Dans son rapport, la CRC constate « l’absence de contrôle sur ces prestations pour partie inexistantes ». Qu’en dites-vous ?
Ils ont été surpris que, sur le site de Ryanair, qui rappelons-le est un des sites les plus consultés au monde, la même photo de La Rochelle apparaisse sur les bannières ou les pop up. J’ai expliqué à la CRC que je pouvais effectivement envoyer d’autres photos mais on ne va pas changer l’offre de La Rochelle, ce qui est emblématique, ce sont ses deux tours. Paris communique bien sur la tour Eiffel… Puis, ils ont trouvé que l’on n’était pas assez regardant sur les analyses des campagnes marketing que Ryanair faisait. Mais mon contrôle se faisait sur les résultats et non sur la façon dont ils y arrivaient car ça n'était pas mon critère. Je ne regardais pas le nombre de clics sur une bannière mais bien le nombre d'arrivées de touristes à La Rochelle.
Combien de touristes ont été apportés via la campagne Ryanair ?
Ça se chiffre à plus de 100 000 touristes arrivés par an.
Que représente ce budget de 550 000 € au regard du budget de communication global de Charente Tourisme ?
C’est un budget important.
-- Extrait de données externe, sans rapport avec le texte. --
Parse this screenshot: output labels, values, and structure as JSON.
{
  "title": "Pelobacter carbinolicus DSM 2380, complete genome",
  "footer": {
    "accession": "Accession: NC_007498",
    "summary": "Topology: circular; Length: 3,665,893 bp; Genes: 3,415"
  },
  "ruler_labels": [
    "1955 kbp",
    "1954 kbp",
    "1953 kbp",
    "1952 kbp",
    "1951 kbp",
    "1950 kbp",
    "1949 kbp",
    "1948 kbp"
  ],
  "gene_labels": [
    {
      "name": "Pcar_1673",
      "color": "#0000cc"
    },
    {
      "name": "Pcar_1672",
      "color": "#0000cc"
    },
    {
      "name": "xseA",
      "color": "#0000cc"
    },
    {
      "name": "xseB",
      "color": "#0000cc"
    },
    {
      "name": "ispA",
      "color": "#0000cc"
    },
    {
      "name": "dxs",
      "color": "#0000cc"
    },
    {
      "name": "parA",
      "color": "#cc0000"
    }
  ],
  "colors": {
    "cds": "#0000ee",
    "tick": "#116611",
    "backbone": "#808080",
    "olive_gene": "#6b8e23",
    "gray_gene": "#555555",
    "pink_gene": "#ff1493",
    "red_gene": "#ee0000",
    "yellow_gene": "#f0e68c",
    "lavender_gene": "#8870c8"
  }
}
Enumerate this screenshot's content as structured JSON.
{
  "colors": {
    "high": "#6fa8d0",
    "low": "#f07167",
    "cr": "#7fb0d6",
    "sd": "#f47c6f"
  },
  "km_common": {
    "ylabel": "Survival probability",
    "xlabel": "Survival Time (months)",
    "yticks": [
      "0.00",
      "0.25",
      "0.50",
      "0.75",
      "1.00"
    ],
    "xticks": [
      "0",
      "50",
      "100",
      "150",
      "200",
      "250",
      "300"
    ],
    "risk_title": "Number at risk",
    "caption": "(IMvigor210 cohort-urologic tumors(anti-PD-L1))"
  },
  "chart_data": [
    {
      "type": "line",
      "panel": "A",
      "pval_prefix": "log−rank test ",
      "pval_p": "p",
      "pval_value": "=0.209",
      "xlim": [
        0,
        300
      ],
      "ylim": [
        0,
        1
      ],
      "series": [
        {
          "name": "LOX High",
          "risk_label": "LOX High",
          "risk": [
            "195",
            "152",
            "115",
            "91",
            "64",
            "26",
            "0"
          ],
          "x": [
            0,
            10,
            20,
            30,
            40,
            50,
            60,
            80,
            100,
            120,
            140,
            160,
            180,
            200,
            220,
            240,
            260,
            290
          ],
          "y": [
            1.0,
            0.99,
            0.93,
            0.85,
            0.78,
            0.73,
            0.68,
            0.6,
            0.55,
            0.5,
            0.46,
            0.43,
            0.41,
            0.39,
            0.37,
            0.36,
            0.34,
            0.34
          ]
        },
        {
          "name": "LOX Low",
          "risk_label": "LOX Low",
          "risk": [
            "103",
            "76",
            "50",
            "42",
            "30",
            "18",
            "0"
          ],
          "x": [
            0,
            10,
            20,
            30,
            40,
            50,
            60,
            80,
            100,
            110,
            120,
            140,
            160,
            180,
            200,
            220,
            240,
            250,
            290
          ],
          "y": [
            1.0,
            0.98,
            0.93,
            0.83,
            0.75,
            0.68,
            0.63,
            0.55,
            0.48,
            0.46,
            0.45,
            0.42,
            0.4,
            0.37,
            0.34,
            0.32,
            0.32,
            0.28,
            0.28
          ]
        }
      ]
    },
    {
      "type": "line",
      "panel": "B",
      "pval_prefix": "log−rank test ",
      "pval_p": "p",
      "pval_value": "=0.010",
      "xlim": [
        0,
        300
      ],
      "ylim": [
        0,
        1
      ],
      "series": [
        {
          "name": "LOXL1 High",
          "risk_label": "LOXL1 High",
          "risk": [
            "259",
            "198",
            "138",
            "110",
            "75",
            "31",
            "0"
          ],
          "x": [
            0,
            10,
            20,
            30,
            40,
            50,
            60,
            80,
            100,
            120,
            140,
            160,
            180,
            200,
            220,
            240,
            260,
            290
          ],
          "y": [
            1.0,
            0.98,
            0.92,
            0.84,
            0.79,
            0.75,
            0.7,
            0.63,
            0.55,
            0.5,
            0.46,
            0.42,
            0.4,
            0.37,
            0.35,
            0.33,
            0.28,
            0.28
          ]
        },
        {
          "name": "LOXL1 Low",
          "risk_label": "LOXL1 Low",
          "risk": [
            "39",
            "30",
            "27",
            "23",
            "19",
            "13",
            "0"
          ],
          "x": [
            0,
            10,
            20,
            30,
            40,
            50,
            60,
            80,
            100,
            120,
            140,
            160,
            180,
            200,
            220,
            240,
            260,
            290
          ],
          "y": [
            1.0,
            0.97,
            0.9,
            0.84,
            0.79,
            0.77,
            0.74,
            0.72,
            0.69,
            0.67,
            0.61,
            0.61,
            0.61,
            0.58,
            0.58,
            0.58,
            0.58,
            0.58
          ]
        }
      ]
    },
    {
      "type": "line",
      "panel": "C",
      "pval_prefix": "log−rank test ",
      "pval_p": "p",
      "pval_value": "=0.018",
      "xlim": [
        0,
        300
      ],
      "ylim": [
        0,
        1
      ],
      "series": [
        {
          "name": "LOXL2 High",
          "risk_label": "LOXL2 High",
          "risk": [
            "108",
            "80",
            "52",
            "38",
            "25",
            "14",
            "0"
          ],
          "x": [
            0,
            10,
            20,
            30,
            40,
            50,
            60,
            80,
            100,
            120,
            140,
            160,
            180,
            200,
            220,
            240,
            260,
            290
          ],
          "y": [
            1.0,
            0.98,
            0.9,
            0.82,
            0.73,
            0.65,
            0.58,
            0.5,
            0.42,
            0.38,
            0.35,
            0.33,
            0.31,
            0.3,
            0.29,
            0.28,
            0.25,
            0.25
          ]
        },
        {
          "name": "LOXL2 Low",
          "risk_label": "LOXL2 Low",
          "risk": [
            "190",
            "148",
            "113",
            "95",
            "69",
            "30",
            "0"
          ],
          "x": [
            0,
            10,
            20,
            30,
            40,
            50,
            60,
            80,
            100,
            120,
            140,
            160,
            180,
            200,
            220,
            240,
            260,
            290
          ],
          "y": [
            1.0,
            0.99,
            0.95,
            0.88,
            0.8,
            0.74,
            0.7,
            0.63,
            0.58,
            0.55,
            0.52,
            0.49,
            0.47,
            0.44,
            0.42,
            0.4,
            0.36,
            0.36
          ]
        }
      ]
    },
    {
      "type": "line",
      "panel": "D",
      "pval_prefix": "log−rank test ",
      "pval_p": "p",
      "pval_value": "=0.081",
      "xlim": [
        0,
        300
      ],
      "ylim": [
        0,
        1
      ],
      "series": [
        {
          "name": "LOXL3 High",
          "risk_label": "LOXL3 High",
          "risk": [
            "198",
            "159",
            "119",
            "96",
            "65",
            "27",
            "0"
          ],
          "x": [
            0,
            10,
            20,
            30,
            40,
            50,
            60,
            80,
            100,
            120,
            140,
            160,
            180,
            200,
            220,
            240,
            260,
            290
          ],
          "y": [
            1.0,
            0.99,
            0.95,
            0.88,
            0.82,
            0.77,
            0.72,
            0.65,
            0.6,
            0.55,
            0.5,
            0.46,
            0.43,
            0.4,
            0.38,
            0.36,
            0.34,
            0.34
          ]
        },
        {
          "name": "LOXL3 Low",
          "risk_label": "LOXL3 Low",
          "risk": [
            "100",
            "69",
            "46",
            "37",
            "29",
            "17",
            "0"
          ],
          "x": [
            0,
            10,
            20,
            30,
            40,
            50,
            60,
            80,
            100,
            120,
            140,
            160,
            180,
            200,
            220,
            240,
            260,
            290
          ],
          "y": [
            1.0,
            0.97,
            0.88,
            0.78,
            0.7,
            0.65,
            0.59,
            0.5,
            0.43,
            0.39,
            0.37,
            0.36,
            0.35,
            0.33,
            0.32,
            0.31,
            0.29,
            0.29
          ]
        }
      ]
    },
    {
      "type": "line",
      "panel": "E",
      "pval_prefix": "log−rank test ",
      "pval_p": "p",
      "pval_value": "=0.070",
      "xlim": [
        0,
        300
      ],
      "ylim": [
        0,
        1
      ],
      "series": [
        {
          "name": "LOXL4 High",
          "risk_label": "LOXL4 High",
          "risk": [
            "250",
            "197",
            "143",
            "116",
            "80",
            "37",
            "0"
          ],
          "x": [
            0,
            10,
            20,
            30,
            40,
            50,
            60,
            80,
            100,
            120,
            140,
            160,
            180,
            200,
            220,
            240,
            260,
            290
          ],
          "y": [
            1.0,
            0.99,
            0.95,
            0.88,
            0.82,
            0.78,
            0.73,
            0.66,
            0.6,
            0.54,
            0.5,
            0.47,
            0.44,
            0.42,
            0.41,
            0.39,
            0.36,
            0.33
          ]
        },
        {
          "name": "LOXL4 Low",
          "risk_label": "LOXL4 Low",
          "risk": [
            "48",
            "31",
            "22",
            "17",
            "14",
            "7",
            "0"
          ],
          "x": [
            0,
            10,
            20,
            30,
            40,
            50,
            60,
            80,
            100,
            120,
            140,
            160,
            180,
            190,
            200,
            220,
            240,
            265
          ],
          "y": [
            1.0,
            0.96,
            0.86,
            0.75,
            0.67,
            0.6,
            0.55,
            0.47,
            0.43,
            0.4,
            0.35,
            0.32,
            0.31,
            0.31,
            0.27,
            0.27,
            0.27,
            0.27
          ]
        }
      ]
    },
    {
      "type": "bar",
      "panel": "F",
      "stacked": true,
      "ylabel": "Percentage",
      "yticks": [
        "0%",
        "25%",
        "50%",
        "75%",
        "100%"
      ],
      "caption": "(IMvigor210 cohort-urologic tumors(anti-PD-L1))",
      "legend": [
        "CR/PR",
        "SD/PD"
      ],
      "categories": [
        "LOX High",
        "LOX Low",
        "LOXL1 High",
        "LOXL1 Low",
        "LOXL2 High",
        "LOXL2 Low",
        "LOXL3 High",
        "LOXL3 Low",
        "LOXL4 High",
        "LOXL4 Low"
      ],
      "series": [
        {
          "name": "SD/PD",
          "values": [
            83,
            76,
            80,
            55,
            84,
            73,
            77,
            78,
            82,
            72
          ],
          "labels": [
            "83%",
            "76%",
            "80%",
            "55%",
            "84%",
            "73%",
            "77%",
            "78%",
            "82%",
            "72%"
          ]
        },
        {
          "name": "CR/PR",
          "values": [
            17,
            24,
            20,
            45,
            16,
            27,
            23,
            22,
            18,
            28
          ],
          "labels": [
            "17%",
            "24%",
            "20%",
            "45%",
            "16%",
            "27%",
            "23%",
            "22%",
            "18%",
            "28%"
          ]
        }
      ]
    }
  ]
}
Le budget global de Charente Tourisme, à la fois l’Office de tourisme des Vals de Saintonge et le fait que l’on soit sur deux départements, c’est un budget total de 6 millions d’euros. Le volet communication représente environ 700 000 € donc c’était un gros budget.
Pourquoi était-ce important d’investir sur les marchés étrangers ?
Notre clientèle est composée de 85 % de Français et de 15 % d’étrangers. D’autres départements sont plutôt à 20-25 voire 30 % de part de clientèle étrangère. Donc notre volonté était de gagner des parts de marché à l’international parce que l’on sait que les clientèles étrangères ont tendance à davantage dépenser que la clientèle française. Il y a donc un intérêt économique. Puis, cette clientèle internationale est complémentaire de la française par rapport notamment au calendrier des vacances scolaires.